I decided to make it look like there was lightning shooting out of his head. The most difficult part of completing this piece was making all the different layers for each frame of the .gif and recreating the background when the lightning was erased. I learned how to use the paintbrush tool efficiently, using the Alt key to easily sample colors from the eye dropper tool.

Tuesday, February 12, 2013

What do you get when you cross a Kangaroo, a Crocodile, and a Velociraptor?

Sounds like the beginning of a bad joke, doesn't it?

I'd like to introduce everyone to Macropus Velociraptorae, commonly known as Velociroo. He's what happens when the head, claws, and feet of a velociraptor get combined with a kangaroo's body and crocodile spikes.




The hardest part of this project was the beginning. It seems that when searching for images to use for a project, you can pick between high resolution, uncropped, or good quality pictures. Found one? It's copyrighted. I have a newfound respect for photoshoppers everywhere.

For this CA2 assignment, I copied the head of the dinosaur (after rough erasing the surrounding area) and pasted it onto the kangaroo. To make it blend in, I used a low opacity eraser and clone stamp on the neck. I used a burn tool to add faint stripes to the kangaroo's body, then individually added a dinosaur claw to each of its fingers. Turns out kangaroos already have large claws, but I wanted them to be the same color as the feet. I pasted the velociraptor feet over the kangaroo's, then used the clone stamp to add fur to the top. The crocodile spikes were added about three at a time to the kangaroo with a reduced opacity near the ends. Needless to say, this project was basically all erase, copy, paste, transform. In the end I had about 25 raster layers.

I'll probably change the baby kangaroo into a velociraptor and add a background later.

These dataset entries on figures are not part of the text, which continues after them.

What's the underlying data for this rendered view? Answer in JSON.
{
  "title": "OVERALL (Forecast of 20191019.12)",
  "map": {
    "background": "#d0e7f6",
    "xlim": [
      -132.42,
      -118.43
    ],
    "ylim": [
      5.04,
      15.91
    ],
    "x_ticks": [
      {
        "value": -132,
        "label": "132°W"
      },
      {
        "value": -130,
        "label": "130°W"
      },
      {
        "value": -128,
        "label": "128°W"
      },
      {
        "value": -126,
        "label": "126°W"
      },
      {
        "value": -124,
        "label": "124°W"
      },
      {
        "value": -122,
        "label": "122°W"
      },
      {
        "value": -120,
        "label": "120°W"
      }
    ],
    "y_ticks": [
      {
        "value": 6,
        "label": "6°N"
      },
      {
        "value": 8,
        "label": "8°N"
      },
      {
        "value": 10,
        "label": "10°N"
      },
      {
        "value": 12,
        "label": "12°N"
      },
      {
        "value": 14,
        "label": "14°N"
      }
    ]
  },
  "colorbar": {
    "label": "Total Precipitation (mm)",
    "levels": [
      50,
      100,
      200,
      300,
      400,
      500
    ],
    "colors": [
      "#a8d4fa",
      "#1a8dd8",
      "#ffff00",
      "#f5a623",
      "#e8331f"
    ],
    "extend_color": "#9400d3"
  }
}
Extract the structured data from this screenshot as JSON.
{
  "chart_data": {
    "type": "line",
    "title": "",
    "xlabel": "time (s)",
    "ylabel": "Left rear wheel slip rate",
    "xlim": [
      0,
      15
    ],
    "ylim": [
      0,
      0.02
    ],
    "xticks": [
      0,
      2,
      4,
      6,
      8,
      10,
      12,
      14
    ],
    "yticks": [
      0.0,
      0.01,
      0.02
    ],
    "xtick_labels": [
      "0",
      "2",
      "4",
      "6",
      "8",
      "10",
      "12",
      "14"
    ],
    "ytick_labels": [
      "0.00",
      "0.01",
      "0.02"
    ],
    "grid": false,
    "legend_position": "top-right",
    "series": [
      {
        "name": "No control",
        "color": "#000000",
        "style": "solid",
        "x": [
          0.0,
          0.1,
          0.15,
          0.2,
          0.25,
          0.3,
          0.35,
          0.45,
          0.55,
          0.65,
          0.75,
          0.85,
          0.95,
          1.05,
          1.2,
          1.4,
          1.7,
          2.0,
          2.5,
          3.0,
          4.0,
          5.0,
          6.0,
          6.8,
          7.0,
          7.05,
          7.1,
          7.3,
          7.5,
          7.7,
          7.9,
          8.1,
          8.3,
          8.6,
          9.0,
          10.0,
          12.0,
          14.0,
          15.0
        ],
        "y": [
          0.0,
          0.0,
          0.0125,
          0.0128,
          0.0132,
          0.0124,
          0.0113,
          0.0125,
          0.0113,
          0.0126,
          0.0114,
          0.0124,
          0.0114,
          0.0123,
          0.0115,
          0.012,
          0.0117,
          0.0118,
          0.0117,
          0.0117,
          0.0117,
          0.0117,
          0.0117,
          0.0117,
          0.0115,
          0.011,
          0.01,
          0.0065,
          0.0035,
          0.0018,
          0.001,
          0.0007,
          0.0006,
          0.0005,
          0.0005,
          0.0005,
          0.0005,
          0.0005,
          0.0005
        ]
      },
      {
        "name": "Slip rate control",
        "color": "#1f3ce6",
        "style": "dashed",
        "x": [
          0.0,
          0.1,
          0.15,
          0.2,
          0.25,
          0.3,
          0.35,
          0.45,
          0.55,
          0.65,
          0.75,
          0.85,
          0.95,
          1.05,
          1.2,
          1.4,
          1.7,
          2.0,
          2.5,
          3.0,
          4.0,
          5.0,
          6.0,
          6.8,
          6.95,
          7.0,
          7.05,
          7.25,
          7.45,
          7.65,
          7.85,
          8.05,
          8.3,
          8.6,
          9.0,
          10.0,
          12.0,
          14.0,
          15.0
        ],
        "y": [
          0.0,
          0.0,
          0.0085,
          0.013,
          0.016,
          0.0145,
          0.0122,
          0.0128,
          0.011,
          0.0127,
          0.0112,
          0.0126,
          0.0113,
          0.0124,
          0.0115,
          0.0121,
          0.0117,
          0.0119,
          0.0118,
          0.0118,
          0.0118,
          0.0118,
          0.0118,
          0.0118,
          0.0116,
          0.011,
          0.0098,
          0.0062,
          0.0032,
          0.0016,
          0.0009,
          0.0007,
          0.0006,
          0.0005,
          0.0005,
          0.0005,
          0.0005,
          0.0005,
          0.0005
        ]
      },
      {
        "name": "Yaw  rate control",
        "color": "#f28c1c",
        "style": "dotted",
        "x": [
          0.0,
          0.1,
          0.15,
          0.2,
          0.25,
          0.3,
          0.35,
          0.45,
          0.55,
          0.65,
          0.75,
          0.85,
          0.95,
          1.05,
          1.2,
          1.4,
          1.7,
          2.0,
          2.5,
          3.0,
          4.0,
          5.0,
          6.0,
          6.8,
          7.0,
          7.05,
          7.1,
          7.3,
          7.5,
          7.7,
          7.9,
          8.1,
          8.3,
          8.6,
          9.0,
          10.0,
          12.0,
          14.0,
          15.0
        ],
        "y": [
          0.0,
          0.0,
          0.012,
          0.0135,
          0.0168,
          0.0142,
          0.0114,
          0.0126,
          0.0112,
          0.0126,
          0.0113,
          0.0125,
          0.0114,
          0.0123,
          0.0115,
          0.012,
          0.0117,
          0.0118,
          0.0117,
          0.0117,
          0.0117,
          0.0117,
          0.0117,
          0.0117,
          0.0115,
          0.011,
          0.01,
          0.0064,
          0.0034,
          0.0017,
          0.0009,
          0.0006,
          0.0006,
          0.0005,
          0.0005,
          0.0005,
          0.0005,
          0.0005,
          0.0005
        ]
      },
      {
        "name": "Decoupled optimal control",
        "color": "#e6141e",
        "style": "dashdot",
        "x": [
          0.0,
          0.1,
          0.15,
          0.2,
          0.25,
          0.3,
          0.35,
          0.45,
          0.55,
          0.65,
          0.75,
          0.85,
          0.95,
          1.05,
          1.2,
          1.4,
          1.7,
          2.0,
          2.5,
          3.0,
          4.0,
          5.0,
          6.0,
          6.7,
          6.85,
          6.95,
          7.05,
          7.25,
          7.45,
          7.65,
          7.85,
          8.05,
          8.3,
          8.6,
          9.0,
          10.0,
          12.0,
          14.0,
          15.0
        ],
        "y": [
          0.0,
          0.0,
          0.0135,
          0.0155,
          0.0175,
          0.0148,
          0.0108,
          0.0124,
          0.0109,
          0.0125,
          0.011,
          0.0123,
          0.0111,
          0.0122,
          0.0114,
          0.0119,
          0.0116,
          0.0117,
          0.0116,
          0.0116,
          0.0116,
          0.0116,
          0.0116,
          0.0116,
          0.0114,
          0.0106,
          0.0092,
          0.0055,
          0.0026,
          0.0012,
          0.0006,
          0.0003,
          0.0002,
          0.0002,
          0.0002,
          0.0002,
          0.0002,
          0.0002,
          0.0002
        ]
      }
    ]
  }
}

Wednesday, February 6, 2013

Colorizing




















We took a photo of a dancer and changed the threshold, then made a new layer and painted over it. By changing the underlying layer's blending options, we confined the colors to where the picture was black. I'm not a huge fan of my color placements, but this was just an exercise so I'll leave it for now.

Tuesday, February 5, 2013

Photobooth


















For this picture, I used a screencap of Toothless from How to Train Your Dragon, a picture of a curtain, and a self portrait. My arms are overlapping with the dragon, and we are 'interacting' as if we were in a photobooth. I had to erase a bunch of each picture to make them cohesive, using a clone stamp to add extra dragon at the bottom to make it fit the crop. I also used drop shadows on both the dragon and the portrait layer. I tried to make the areas where the two layers touch more believable, but it's still a little weird.